By now the alarm has been sounded throughout society: Our standard American diet (S.A.D.) is making us sick. Only a day after actor James Gandolfini’s death of a heart attack at age 51, the media is already commenting on the lifestyle factorsthat may have put him at risk. Our tendency at such moments is often to look longingly at other cultures with healthier diets, to see what they might be doing right.
Anyone who has ever eaten a Moroccan meal will recall tables laden with colorful salads: carrots seasoned with paprika and cumin, orange slices and onions steeped in rose water. A long-simmered tagine of meat and vegetables is placed at the center, with homemade bread for dipping. The main lunchtime meal (ideally followed by a siesta) is capped off with seasonal fruit. At this time of year, stalls at the local markets are overflowing with honeydew, cantaloupe, and watermelon.
In 2010, UNESCO recognized the Mediterranean diet — characterized by the uses of olive oil, whole grains, fruits and vegetables, and a moderate amount of meat or fish — as part of Morocco’s cultural heritage. In numerous studies, the Mediterranean diet has been found to promote longevity and excellent health. Yet this diet is not simply a list of ingredients. As UNESCO reports, the Mediterranean diet is also social. It involves living in a society that supports social interactions: communal meals, slow food, and a respect for the earth and biodiversity.
As an anthropologist, I’ve witnessed the enormous amount of time and labor (usually female) that goes into pulling off a Moroccan feast. But over the past 20 years, things have changed. Many employees and students, compelled to follow a schedule modeled after the EU, no longer take a long lunch break. Enter fast food culture — a deep-fried potato sandwich purchased on the street can cost as little as 50 cents.

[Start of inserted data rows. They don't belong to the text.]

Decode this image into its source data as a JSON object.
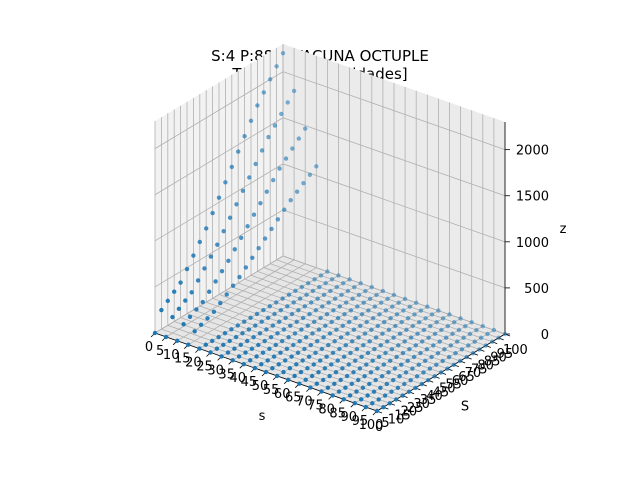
{
  "chart_data": {
    "type": "scatter",
    "projection": "3d",
    "title_line1": "S:4 P:885: VACUNA OCTUPLE",
    "title_line2": "Total ventas [unidades]",
    "xlabel": "s",
    "ylabel": "S",
    "zlabel": "z",
    "xlim": [
      0,
      100
    ],
    "ylim": [
      0,
      100
    ],
    "zlim": [
      0,
      2300
    ],
    "x_tick_labels": [
      "0",
      "5",
      "10",
      "15",
      "20",
      "25",
      "30",
      "35",
      "40",
      "45",
      "50",
      "55",
      "60",
      "65",
      "70",
      "75",
      "80",
      "85",
      "90",
      "95",
      "100"
    ],
    "y_tick_labels": [
      "0",
      "5",
      "10",
      "15",
      "20",
      "25",
      "30",
      "35",
      "40",
      "45",
      "50",
      "55",
      "60",
      "65",
      "70",
      "75",
      "80",
      "85",
      "90",
      "95",
      "100"
    ],
    "z_tick_labels": [
      "0",
      "500",
      "1000",
      "1500",
      "2000"
    ],
    "z_ticks": [
      0,
      500,
      1000,
      1500,
      2000
    ],
    "grid": true,
    "marker_color": "#1f77b4",
    "s_values": [
      0,
      5,
      10,
      15,
      20,
      25,
      30,
      35,
      40,
      45,
      50,
      55,
      60,
      65,
      70,
      75,
      80,
      85,
      90,
      95,
      100
    ],
    "S_values": [
      0,
      5,
      10,
      15,
      20,
      25,
      30,
      35,
      40,
      45,
      50,
      55,
      60,
      65,
      70,
      75,
      80,
      85,
      90,
      95,
      100
    ],
    "description_of_surface": {
      "baseline_z": 0,
      "tiers": [
        {
          "S_max": 20,
          "z_range": [
            150,
            380
          ]
        },
        {
          "S_max": 40,
          "z_range": [
            380,
            800
          ]
        },
        {
          "S_max": 60,
          "z_range": [
            800,
            1300
          ]
        },
        {
          "S_max": 80,
          "z_range": [
            1300,
            1800
          ]
        },
        {
          "S_max": 100,
          "z_range": [
            1800,
            2200
          ]
        }
      ]
    }
  }
}
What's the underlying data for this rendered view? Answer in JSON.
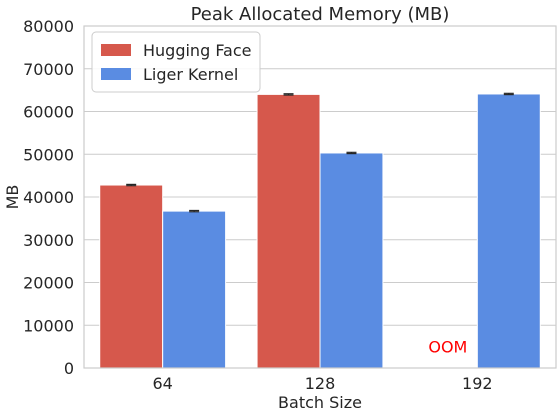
{
  "chart_data": {
    "type": "bar",
    "title": "Peak Allocated Memory (MB)",
    "xlabel": "Batch Size",
    "ylabel": "MB",
    "categories": [
      "64",
      "128",
      "192"
    ],
    "ylim": [
      0,
      80000
    ],
    "yticks": [
      0,
      10000,
      20000,
      30000,
      40000,
      50000,
      60000,
      70000,
      80000
    ],
    "grid": true,
    "legend_position": "top-left",
    "series": [
      {
        "name": "Hugging Face",
        "color": "#d6584c",
        "values": [
          42800,
          64000,
          null
        ],
        "error": [
          150,
          150,
          0
        ]
      },
      {
        "name": "Liger Kernel",
        "color": "#5a8ce2",
        "values": [
          36700,
          50300,
          64100
        ],
        "error": [
          150,
          150,
          150
        ]
      }
    ],
    "annotations": [
      {
        "text": "OOM",
        "category_index": 2,
        "series_index": 0,
        "y": 5000,
        "color": "#ff0000"
      }
    ]
  }
}
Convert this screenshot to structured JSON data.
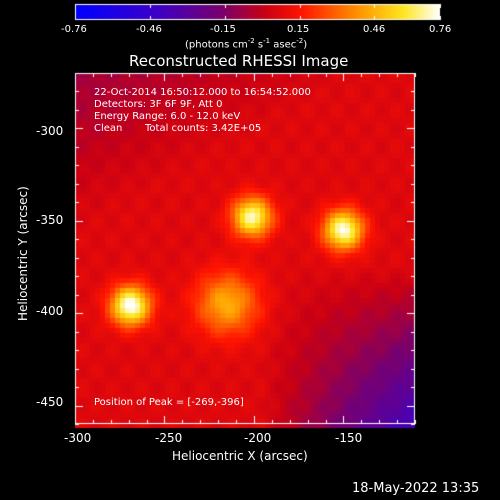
{
  "colorbar": {
    "ticks": [
      "-0.76",
      "-0.46",
      "-0.15",
      "0.15",
      "0.46",
      "0.76"
    ],
    "units": "(photons cm",
    "units_exp1": "-2",
    "units_mid": " s",
    "units_exp2": "-1",
    "units_mid2": " asec",
    "units_exp3": "-2",
    "units_end": ")"
  },
  "plot": {
    "title": "Reconstructed RHESSI Image",
    "xlabel": "Heliocentric X (arcsec)",
    "ylabel": "Heliocentric Y (arcsec)",
    "xticks": [
      "-300",
      "-250",
      "-200",
      "-150"
    ],
    "yticks": [
      "-300",
      "-350",
      "-400",
      "-450"
    ],
    "xrange": [
      -300,
      -110
    ],
    "yrange": [
      -460,
      -270
    ],
    "annotations": {
      "time": "22-Oct-2014 16:50:12.000 to 16:54:52.000",
      "detectors": "Detectors: 3F 6F 9F, Att 0",
      "energy": "Energy Range: 6.0 - 12.0 keV",
      "clean": "Clean",
      "counts": "Total counts: 3.42E+05",
      "peak": "Position of Peak = [-269,-396]"
    },
    "sources": [
      {
        "x": -269,
        "y": -396,
        "peak": 1.0
      },
      {
        "x": -150,
        "y": -355,
        "peak": 0.95
      },
      {
        "x": -201,
        "y": -348,
        "peak": 0.9
      },
      {
        "x": -215,
        "y": -395,
        "peak": 0.55
      }
    ]
  },
  "footer": {
    "date": "18-May-2022 13:35"
  }
}
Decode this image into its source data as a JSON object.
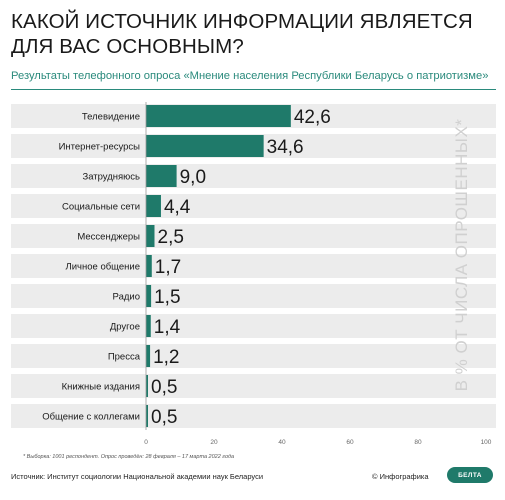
{
  "title": "КАКОЙ ИСТОЧНИК ИНФОРМАЦИИ ЯВЛЯЕТСЯ ДЛЯ ВАС ОСНОВНЫМ?",
  "subtitle": "Результаты телефонного опроса «Мнение населения Республики Беларусь о патриотизме»",
  "footnote": "* Выборка: 1001 респондент. Опрос проведён: 28 февраля – 17 марта 2022 года",
  "source": "Источник: Институт социологии Национальной академии наук Беларуси",
  "copyright": "© Инфографика",
  "logo_text": "БЕЛТА",
  "colors": {
    "bar": "#1f7a6a",
    "band": "#ececec",
    "accent": "#2a8a7c"
  },
  "chart_data": {
    "type": "bar",
    "orientation": "horizontal",
    "categories": [
      "Телевидение",
      "Интернет-ресурсы",
      "Затрудняюсь",
      "Социальные сети",
      "Мессенджеры",
      "Личное общение",
      "Радио",
      "Другое",
      "Пресса",
      "Книжные издания",
      "Общение с коллегами"
    ],
    "values": [
      42.6,
      34.6,
      9.0,
      4.4,
      2.5,
      1.7,
      1.5,
      1.4,
      1.2,
      0.5,
      0.5
    ],
    "value_labels": [
      "42,6",
      "34,6",
      "9,0",
      "4,4",
      "2,5",
      "1,7",
      "1,5",
      "1,4",
      "1,2",
      "0,5",
      "0,5"
    ],
    "xlim": [
      0,
      100
    ],
    "xticks": [
      0,
      20,
      40,
      60,
      80,
      100
    ],
    "ylabel": "В % ОТ ЧИСЛА ОПРОШЕННЫХ*",
    "grid": false
  }
}
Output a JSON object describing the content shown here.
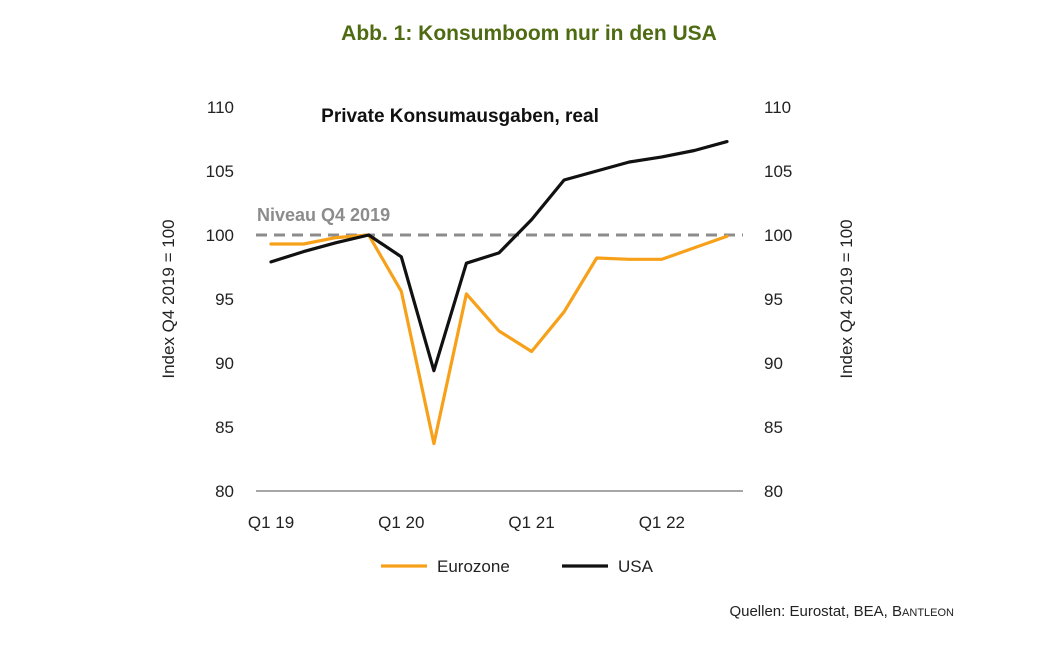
{
  "figure": {
    "title": "Abb. 1: Konsumboom nur in den USA",
    "source_prefix": "Quellen: Eurostat, BEA, ",
    "source_brand": "Bantleon"
  },
  "chart_data": {
    "type": "line",
    "title": "Private Konsumausgaben,  real",
    "ylabel_left": "Index Q4 2019 = 100",
    "ylabel_right": "Index Q4 2019 = 100",
    "ylim": [
      80,
      110
    ],
    "yticks": [
      80,
      85,
      90,
      95,
      100,
      105,
      110
    ],
    "x": [
      "Q1 19",
      "Q2 19",
      "Q3 19",
      "Q4 19",
      "Q1 20",
      "Q2 20",
      "Q3 20",
      "Q4 20",
      "Q1 21",
      "Q2 21",
      "Q3 21",
      "Q4 21",
      "Q1 22",
      "Q2 22",
      "Q3 22"
    ],
    "xtick_labels": [
      "Q1 19",
      "Q1 20",
      "Q1 21",
      "Q1 22"
    ],
    "reference_line": {
      "label": "Niveau Q4 2019",
      "value": 100
    },
    "series": [
      {
        "name": "Eurozone",
        "color": "#f7a11a",
        "values": [
          99.3,
          99.3,
          99.8,
          100.0,
          95.6,
          83.7,
          95.4,
          92.5,
          90.9,
          94.0,
          98.2,
          98.1,
          98.1,
          99.0,
          99.9
        ]
      },
      {
        "name": "USA",
        "color": "#111111",
        "values": [
          97.9,
          98.7,
          99.4,
          100.0,
          98.3,
          89.4,
          97.8,
          98.6,
          101.2,
          104.3,
          105.0,
          105.7,
          106.1,
          106.6,
          107.3
        ]
      }
    ],
    "legend_position": "bottom-center",
    "grid": false
  }
}
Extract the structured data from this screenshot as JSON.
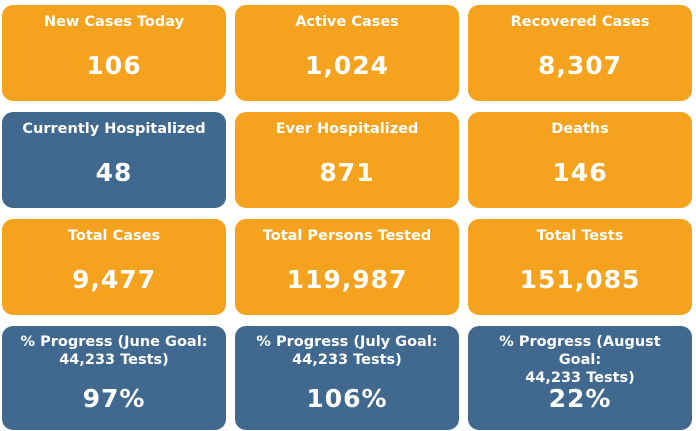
{
  "colors": {
    "orange": "#f5a31e",
    "blue": "#41698f",
    "text": "#ffffff"
  },
  "cards": [
    {
      "title": "New Cases Today",
      "value": "106",
      "color": "orange"
    },
    {
      "title": "Active Cases",
      "value": "1,024",
      "color": "orange"
    },
    {
      "title": "Recovered Cases",
      "value": "8,307",
      "color": "orange"
    },
    {
      "title": "Currently Hospitalized",
      "value": "48",
      "color": "blue"
    },
    {
      "title": "Ever Hospitalized",
      "value": "871",
      "color": "orange"
    },
    {
      "title": "Deaths",
      "value": "146",
      "color": "orange"
    },
    {
      "title": "Total Cases",
      "value": "9,477",
      "color": "orange"
    },
    {
      "title": "Total Persons Tested",
      "value": "119,987",
      "color": "orange"
    },
    {
      "title": "Total Tests",
      "value": "151,085",
      "color": "orange"
    },
    {
      "title": "% Progress (June Goal:\n44,233 Tests)",
      "value": "97%",
      "color": "blue"
    },
    {
      "title": "% Progress (July Goal:\n44,233 Tests)",
      "value": "106%",
      "color": "blue"
    },
    {
      "title": "% Progress (August Goal:\n44,233 Tests)",
      "value": "22%",
      "color": "blue"
    }
  ]
}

An after-school snack for many children involves not a piece of fruit but a bag of chips or cookies from the neighborhood grocer. Supermarkets have sprung up everywhere, and many local markets have disappeared. While on my first visit to Morocco, there were only two McDonald’s restaurants in the whole country, now there are somewhere near 30.
Throughout all social classes, the Moroccan diet is changing. Like many developing countries, Morocco is experiencing a “nutrition transition” — a shift from a Mediterranean diet to one that is heavy in sugar, refined flour, and fat. Recent studies have found that 65-67 percent of women’s diets are made up of carbohydrates, and more than half of all women in Morocco are categorized as overweight or obese, a rate that has tripled in the last 20 years. These changes are common as countries become more integrated in the global economy. In emerging markets, increased investment, participation in the global food trade, and marketing have dramatic effects on everyday diets. Even in very small Moroccan towns, people now have access to energy-dense but nutrient-deficient packaged foods.
Traditional Moroccan lunches are still a feature in many households. Yet most diets hardly represent a textbook case of the Mediterranean diet. In interviews that my Rollins College students conducted this summer with a group of 25 university students in the city of Fes, many of us were struck by their responses. They loved their grandmothers’ cooking the best. Most of them did not know how to cook. And for most, a fast food lunch had become a normal experience of their busy school days.
There is not an easy way to change this. No one should expect Morocco to remain outside the global economy. But as many people around the world are beginning to realize the detrimental effects of a standard Western diet, an effort should be made to hold on to traditional foodways as much as possible. Because once those Moroccan grandmothers are gone, a deep repository of cultural knowledge goes with them.